To simplify command line when there are many data source files, the file names can be specified using regular expressions. For each file name containing regular expressions, the matching files will be included. The matching is aware of numbers inside the file names and will sort them accordingly, without the need for padding with zeros.

Consider the file names:

  • Category1_Part_001.csv
  • Category1_Part_002.csv
  • Category2_Part_001.csv
  • Category12_Part_001.csv

Specifying those to the import tool using, for example, the regular expression Category.* will select all of those files and keep them in the order displayed above.

Heap size for the import

You want to set the heap size to a relevant value for the import.
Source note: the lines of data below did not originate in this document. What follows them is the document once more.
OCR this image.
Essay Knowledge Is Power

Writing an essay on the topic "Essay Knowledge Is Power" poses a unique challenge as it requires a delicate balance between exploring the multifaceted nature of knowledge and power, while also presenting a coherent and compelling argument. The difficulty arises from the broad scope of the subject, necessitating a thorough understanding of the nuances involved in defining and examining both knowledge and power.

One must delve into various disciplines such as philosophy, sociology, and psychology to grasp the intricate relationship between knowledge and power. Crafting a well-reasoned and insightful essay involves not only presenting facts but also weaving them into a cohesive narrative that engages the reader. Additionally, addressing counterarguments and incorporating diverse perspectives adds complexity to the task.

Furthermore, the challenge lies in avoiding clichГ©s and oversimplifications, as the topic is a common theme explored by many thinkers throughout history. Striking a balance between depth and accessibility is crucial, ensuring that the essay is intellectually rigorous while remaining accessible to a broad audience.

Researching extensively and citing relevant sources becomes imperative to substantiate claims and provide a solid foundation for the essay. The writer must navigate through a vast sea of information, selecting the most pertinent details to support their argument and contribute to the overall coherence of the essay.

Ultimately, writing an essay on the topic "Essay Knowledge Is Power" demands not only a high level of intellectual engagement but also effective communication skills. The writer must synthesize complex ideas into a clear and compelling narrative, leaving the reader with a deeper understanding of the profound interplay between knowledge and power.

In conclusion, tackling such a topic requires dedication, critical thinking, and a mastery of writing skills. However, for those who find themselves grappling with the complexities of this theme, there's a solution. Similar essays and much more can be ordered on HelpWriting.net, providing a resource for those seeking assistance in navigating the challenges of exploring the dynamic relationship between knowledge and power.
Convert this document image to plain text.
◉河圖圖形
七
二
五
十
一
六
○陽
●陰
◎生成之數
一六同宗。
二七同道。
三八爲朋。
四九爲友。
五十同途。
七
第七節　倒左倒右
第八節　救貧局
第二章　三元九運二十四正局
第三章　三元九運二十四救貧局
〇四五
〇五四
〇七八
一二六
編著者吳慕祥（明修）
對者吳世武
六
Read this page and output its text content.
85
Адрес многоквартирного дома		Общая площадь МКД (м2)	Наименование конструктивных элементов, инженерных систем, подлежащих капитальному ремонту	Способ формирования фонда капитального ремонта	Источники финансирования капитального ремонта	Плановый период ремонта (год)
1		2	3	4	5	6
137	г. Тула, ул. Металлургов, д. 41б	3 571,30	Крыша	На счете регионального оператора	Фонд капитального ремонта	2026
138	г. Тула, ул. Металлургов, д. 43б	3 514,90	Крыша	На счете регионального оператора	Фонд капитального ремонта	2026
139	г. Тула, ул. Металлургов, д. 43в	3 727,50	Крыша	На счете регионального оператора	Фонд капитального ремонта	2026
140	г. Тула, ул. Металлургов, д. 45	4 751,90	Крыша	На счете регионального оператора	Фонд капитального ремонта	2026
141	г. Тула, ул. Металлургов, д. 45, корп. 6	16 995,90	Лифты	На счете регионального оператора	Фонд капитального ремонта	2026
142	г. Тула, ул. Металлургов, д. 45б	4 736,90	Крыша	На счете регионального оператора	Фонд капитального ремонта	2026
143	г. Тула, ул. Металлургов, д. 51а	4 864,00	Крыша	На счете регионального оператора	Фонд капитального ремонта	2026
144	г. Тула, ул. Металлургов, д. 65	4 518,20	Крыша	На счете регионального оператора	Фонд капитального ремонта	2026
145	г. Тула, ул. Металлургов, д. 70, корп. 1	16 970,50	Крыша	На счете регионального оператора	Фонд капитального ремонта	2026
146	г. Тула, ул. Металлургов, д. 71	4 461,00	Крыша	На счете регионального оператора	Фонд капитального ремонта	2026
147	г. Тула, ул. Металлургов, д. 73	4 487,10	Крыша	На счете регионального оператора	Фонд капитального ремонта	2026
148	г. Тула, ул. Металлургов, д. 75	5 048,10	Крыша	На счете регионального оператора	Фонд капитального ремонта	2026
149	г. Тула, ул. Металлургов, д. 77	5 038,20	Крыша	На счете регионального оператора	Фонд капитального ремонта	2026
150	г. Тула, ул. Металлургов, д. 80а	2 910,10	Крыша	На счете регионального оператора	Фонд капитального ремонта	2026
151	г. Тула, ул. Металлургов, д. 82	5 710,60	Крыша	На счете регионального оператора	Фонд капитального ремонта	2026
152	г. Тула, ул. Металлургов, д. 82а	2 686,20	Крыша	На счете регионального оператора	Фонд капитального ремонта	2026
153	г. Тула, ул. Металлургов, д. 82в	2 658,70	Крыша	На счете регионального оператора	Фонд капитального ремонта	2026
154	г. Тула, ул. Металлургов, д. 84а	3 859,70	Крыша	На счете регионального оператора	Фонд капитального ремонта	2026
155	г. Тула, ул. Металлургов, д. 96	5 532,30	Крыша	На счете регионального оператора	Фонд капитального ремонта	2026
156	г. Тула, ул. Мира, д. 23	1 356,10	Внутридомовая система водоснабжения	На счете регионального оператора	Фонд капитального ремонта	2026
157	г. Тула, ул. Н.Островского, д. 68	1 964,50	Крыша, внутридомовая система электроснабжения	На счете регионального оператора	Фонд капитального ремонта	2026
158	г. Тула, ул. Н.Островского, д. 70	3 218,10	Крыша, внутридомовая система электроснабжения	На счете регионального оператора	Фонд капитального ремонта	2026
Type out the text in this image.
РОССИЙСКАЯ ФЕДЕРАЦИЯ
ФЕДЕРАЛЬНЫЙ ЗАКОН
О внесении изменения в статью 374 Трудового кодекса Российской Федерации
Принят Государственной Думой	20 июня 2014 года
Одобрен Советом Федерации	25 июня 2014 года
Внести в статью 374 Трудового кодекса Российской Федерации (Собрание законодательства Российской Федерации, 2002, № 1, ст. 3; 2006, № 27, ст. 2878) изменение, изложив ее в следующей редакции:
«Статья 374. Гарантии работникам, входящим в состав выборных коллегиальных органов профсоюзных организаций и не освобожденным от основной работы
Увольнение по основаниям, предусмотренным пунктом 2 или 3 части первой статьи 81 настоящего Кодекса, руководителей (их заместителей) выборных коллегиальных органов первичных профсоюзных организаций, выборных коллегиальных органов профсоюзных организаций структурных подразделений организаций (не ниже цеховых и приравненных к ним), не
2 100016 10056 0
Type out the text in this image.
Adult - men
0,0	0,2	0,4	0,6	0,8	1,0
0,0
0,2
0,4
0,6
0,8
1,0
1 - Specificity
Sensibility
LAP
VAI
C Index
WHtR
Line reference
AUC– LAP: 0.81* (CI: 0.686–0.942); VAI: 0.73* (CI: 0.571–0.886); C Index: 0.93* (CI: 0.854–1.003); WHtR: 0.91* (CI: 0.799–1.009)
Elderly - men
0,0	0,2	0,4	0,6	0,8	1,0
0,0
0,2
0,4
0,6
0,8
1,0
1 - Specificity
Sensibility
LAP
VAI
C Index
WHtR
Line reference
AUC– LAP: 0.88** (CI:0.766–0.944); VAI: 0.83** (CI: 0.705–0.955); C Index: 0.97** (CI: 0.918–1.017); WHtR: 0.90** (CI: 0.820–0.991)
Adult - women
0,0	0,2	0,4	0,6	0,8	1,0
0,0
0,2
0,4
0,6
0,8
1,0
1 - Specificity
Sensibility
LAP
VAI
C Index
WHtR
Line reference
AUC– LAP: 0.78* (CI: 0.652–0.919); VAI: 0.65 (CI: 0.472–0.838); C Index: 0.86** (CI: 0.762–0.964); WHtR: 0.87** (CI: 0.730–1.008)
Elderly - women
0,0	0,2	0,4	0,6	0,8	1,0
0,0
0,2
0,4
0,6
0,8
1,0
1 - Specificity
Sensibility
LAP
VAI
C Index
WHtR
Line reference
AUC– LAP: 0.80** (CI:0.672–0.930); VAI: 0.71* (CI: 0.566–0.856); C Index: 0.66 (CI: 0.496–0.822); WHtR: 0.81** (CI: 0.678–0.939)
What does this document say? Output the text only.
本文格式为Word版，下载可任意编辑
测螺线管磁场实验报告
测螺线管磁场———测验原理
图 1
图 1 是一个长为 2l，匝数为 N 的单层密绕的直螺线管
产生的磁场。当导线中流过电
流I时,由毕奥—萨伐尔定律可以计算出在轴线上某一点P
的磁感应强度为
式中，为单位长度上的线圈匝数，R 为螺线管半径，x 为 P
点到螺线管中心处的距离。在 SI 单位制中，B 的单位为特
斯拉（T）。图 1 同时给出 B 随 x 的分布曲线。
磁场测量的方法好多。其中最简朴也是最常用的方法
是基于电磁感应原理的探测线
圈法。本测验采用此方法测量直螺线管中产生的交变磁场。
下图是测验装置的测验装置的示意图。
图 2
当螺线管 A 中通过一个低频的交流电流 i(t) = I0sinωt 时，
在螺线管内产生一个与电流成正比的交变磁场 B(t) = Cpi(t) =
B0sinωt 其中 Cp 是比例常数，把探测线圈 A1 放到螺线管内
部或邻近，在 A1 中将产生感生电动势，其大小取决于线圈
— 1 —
This is done by defining the HEAP_SIZE environment parameter before starting the import. 2G is a good value.

Output

If you run large imports with "messy" data, the import log file can grow very large, which may cause problems. You control the location of the log file with the --report-file option. You can even get rid of the output altogether for UNIX-like systems, by directing the report file to /dev/null.

10.2.3.1. Debugging

If you need to debug the import it might be useful to collect the stack trace. This is done by setting the environment variable NEO4J_DEBUG=true and rerun the import.